What are Genital Warts?
Genital warts are caused by HPV virus, most commonly associated with two HPV types: HPV-6 and HPV-11. The warts may appear within several weeks after sexual contact with a person, who is infected with HPV. The warts may take months or years to appear, or they may never appear. It is estimated that each minute in the United States, there is a new case of genital warts.
Genital warts don’t always look the same, they are usually flesh-colored growths that can be raised or flat, small or large, and alone or in clusters. In females, warts can grow inside a woman’s vagina, or on the cervix, making them hard to see. In males, they can appear on the surface of the penis or groin.
In women genital warts can develop around the vulva or inside the vagina and on the cervix. If a woman has warts on her cervix, this may cause slight bleeding or, very rarely, an unusual colored vaginal discharge. Warts may occur singly or in groups. The warts may itch, but they are usually painless. Sometimes genital warts can be difficult to spot. In severe cases, it is possible for genital warts to spread from the genitals to the area around the anus, even if anal intercourse has not occurred.

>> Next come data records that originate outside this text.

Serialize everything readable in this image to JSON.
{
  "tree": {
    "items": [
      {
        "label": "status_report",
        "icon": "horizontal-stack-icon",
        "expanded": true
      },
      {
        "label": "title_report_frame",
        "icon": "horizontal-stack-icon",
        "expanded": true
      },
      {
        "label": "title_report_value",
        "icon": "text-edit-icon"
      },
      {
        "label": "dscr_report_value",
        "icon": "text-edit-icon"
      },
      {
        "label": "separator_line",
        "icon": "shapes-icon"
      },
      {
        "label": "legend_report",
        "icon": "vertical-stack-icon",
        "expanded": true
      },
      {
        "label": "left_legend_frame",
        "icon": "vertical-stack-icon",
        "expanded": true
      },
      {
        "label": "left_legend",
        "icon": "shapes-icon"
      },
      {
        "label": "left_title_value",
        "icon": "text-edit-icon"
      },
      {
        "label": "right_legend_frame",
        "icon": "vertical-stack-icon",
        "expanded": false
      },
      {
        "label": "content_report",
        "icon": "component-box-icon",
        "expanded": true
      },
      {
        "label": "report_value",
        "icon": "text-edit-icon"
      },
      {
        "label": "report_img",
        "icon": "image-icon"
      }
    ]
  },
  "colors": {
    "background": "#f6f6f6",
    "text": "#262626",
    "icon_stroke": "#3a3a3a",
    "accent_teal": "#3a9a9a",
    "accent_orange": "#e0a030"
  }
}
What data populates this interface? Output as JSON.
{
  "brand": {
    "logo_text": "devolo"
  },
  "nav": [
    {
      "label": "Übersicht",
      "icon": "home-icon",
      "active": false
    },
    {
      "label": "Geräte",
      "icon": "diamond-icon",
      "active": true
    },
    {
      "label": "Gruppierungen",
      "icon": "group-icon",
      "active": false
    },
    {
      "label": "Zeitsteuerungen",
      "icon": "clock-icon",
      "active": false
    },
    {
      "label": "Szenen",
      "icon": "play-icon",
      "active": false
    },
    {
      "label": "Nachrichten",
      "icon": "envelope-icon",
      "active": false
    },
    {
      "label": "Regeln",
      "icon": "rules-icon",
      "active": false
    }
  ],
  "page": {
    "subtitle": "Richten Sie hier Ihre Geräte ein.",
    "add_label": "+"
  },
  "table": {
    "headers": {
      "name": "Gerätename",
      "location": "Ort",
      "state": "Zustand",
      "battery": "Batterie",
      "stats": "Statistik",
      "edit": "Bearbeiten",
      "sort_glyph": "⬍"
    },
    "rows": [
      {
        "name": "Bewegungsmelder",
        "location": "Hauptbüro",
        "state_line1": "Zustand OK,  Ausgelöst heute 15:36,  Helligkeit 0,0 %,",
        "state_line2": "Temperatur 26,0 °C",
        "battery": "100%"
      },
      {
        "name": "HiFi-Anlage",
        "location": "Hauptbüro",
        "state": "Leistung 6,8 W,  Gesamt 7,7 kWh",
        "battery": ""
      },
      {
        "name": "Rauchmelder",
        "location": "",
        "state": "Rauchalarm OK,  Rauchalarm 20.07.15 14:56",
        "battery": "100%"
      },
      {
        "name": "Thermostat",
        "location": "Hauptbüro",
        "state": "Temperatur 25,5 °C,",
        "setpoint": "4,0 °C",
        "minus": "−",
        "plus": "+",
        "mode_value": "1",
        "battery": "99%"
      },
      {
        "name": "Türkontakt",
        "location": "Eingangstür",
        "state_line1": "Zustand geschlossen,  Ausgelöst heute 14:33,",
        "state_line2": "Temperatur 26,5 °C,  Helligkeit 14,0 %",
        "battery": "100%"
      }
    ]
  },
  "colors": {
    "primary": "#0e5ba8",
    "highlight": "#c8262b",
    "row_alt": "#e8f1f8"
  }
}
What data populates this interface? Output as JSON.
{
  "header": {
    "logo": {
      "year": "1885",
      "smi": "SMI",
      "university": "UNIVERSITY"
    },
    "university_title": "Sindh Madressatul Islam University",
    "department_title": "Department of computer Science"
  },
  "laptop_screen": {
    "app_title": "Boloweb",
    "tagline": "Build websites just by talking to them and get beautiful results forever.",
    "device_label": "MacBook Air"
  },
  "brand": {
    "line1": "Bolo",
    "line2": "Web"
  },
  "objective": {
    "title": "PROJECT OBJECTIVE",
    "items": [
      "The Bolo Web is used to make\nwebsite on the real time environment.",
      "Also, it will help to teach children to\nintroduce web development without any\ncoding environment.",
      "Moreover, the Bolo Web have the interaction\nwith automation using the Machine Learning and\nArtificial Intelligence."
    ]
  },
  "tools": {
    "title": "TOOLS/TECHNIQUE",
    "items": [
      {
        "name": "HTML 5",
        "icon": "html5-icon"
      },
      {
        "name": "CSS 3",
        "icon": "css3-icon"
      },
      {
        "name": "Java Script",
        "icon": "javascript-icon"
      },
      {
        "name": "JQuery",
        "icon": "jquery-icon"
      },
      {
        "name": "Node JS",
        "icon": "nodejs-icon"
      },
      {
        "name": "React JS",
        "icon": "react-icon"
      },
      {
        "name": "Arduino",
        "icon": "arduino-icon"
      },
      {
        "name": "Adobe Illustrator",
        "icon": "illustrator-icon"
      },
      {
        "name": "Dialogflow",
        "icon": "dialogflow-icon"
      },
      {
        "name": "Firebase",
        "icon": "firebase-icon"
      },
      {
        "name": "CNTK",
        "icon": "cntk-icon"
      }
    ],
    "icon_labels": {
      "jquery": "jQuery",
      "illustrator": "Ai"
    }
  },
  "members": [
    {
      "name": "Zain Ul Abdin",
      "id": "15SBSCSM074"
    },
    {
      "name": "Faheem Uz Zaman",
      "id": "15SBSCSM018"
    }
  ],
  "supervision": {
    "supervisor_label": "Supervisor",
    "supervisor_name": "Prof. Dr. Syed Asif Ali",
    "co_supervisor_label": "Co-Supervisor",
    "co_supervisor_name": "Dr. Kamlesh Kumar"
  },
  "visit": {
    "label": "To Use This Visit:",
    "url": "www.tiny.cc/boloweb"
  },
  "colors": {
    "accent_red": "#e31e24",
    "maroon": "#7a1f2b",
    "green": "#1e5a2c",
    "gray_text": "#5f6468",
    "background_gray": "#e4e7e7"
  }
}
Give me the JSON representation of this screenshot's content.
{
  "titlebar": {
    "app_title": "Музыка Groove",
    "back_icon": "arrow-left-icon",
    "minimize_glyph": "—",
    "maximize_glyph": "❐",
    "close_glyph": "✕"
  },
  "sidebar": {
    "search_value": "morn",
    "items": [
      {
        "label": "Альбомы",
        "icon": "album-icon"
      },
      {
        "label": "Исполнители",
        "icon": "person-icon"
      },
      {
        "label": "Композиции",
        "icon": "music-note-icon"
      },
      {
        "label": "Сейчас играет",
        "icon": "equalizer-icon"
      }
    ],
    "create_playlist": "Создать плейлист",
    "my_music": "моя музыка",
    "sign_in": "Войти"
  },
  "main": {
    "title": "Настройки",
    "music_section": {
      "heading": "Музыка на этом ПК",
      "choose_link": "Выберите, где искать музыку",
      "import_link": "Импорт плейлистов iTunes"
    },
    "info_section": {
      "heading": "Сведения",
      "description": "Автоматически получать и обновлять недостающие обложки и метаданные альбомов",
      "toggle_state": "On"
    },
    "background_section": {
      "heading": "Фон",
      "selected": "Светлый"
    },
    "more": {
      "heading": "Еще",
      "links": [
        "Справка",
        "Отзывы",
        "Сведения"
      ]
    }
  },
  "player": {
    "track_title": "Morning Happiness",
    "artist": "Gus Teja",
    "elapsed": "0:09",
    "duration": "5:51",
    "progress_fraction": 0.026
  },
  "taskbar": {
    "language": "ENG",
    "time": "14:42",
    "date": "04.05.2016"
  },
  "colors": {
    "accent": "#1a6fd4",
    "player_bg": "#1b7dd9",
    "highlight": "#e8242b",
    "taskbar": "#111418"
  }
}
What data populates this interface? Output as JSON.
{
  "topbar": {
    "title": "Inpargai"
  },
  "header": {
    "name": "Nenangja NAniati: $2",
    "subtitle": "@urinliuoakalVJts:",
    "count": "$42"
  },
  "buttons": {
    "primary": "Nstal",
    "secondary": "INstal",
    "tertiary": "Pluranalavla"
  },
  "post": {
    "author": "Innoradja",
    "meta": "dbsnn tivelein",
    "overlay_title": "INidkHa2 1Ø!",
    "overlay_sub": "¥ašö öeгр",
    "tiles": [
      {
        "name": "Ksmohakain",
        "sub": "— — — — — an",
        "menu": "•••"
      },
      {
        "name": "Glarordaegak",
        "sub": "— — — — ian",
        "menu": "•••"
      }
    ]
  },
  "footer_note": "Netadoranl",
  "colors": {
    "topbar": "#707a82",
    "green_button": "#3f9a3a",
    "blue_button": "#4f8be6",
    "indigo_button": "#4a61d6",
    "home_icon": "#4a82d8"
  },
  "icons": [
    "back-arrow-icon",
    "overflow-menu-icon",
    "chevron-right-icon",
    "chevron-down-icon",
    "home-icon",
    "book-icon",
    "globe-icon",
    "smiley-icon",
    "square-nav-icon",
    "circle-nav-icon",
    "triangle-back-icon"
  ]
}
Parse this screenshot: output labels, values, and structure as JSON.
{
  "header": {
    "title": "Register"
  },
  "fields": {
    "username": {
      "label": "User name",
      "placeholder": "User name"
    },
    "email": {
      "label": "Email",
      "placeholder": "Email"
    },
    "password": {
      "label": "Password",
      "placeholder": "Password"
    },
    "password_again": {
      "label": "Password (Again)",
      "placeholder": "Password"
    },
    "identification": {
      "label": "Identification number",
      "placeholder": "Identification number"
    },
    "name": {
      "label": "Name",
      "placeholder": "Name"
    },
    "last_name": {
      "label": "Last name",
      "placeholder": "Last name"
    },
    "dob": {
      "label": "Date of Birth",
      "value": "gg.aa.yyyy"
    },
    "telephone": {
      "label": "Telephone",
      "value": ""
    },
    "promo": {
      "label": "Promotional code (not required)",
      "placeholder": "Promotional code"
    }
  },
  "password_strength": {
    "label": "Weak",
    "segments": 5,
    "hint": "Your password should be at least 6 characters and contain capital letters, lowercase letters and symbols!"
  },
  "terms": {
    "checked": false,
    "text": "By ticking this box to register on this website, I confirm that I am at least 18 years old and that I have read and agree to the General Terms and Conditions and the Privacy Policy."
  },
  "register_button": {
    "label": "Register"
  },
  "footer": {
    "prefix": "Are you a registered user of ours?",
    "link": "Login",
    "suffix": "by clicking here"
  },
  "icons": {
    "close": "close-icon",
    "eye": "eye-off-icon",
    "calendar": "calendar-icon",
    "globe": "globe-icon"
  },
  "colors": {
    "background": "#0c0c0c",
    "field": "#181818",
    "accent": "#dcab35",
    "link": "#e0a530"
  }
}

How do I know if I have Genital Warts?
Genital warts are usually diagnosed by visual examination to see if any lesions or warts are present. If there is a question as to the cause of a sore or abnormal cell changes on the cervix, a tissue sample or culture can be taken to determine what type of virus or other microorganism is responsible. For genital warts, health care providers often use a colposcope to magnify the area. Vinegar may also be applied to the genitals to make the warts more visible. Pap smear or biopsy results often indicate the presence of the Human Papillomavirus (HPV), the virus responsible for genital warts, in women.
How are Genital Warts treated?
Treatment for genital warts can be a painful process and can involve cutting, freezing, or burning the warts. Even after treatment, genital warts can come back. In fact, 25% of cases come back within 3 months.
There is no treatment that can completely eliminate genital warts once a person has been infected. Often outbreaks of genital warts will become less frequent over time, until the body naturally clears the virus and the warts disappear on their own. However, in some people the infection may linger.
Our doctors can give patients various treatments to clear genital warts, but they may reappear even after treatment. Genital warts are caused by a virus, not a bacterium, so antibiotics will not get rid of them. Common treatments include:
- Podophyllin resin – a brown liquid that removes genital warts by stopping cell growth. Podophyllin resin is painted on to the wart(s) by a doctor and must be washed off 4 hours later (or sooner, if the area is irritated). It has to be applied by a medical professional to avoid damaging the healthy tissue around the wart and may have to be applied several times to work effectively.
- Podopfilox lotion/gel – can be applied to the wart(s) by the patient at home. The usual schedule is twice a day for 3 days, followed by 4 days without any lotion. This cycle is repeated for 4 weeks. It has few side effects and is well-suited for treatment at home (prescription is given).
- Cryocautery (also called cryotherapy) – uses liquid nitrogen to freeze more persistent warts every 1 to 3 weeks for a short period.
- Laser treatments – this approach, which uses an intense beam of light, can be expensive and is usually reserved for very extensive and tough-to-treat warts.
- Electrocautery – an electrical current is used to super-heat a needle which burns the wart cells and cauterizes the blood vessels. A local anesthetic is used to prevent any pain and the procedure is usually carried out at a doctor’s surgery. Electrocautery is used only after other treatments have failed.
- Surgical excision – the doctor will perform minor surgery to remove the wart under local anesthetic.
The doctor will give the patient advice about having sex while receiving treatment.
There are some non-prescription treatments available for genital HPV, but it is advisable to always seek medical advice. Never try to treat genital warts by yourself.